Aim: To perform phylogenetic and molecular analysis of A/H1N1pdm influenza viruses isolated in the epidemic season 2012/2013 from hospitalised patients with symptoms of influenza-like illness (ILI). Material and methods: The study set included 34 strains of the A/H1N1pdm influenza virus isolated in the Czech Republic in the epidemic season 2012/2013.

The strains were analysed by partial or whole-genome sequencing. The genome segments were compared at the nucleotide and amino acid levels, absolute and percentage sequence identity were determined, and phylogenetic relations were identified.

The last steps were the comparison of the H1 molecule with that of the most recent vaccine strain and identification of the genotypic structure and molecular markers linked to the pathogenicity and antiviral resistance. Results: Phylogenetic analysis of the H1 molecule suggested that all 34 A/H1N1pdm isolates from the 2012/2013 season in the Czech Republic should be assigned to H1 group 6 divided into sublineages 6A and 6B.

The comparison of the known antigenic regions of the H1 molecule with those in the most recent vaccine strain revealed two stable changes in antigenic regions Sb and Ca1. Furthermore, sporadic mutations were identified in antigenic regions Ca2, Cb, and Sb.

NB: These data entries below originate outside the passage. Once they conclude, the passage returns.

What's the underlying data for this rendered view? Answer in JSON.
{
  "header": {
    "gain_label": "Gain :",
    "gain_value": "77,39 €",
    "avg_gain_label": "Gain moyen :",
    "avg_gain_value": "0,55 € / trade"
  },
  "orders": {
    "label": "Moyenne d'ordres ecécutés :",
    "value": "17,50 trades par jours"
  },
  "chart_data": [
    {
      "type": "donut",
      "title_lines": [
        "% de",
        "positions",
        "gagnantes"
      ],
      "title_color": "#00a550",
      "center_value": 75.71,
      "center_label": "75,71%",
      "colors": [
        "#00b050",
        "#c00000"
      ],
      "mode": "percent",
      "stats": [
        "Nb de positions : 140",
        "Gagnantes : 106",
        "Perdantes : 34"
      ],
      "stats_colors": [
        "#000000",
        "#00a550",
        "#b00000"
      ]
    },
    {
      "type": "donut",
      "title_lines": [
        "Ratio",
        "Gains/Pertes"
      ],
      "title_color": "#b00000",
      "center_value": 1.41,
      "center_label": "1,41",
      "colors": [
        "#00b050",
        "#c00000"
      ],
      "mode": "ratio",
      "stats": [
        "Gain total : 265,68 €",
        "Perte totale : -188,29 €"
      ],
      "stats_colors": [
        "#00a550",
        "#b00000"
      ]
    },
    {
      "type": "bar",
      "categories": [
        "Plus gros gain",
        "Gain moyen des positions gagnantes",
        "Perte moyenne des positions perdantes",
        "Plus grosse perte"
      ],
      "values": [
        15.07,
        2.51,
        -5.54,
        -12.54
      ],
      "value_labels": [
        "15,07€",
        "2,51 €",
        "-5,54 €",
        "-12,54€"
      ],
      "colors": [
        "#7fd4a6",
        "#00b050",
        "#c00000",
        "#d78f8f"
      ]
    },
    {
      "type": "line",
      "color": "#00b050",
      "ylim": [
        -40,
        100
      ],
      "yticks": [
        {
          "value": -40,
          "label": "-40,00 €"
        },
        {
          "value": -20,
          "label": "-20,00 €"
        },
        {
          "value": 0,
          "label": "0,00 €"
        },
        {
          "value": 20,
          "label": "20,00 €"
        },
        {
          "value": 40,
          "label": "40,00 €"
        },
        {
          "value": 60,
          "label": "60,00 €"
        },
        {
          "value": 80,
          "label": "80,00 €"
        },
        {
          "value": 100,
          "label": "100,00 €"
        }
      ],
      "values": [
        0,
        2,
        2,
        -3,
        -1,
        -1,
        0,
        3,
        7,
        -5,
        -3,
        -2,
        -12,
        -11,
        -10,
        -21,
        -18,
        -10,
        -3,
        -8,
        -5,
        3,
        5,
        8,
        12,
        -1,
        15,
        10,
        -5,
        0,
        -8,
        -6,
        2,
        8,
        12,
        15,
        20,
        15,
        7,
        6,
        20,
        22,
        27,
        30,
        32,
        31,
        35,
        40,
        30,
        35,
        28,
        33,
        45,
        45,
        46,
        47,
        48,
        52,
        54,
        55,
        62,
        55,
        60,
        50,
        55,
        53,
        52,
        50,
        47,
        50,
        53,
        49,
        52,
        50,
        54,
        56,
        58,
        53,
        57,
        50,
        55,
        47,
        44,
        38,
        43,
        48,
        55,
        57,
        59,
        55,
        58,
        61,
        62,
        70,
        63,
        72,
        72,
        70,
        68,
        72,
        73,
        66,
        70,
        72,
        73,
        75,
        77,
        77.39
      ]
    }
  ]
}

Genotyping revealed co-circulation of two related but clearly distiguishable genotypes of A/H1N1pdm. All isolates showed sensitivity to oseltamivir.

One strain consisted of two N1 sub-populations, one oseltamivir sensitive and the other oseltamivir resistant, in nearly equimolar proportions. Conclusion: All A/H1N1pdm isolates from the epidemic season 2012/2013 in the Czech Republic formed a phenotypically uniform group.

At the nucleotide level, the divergence was relatively more pronounced and H1 sublineages and discrete genotypes were possible to identify.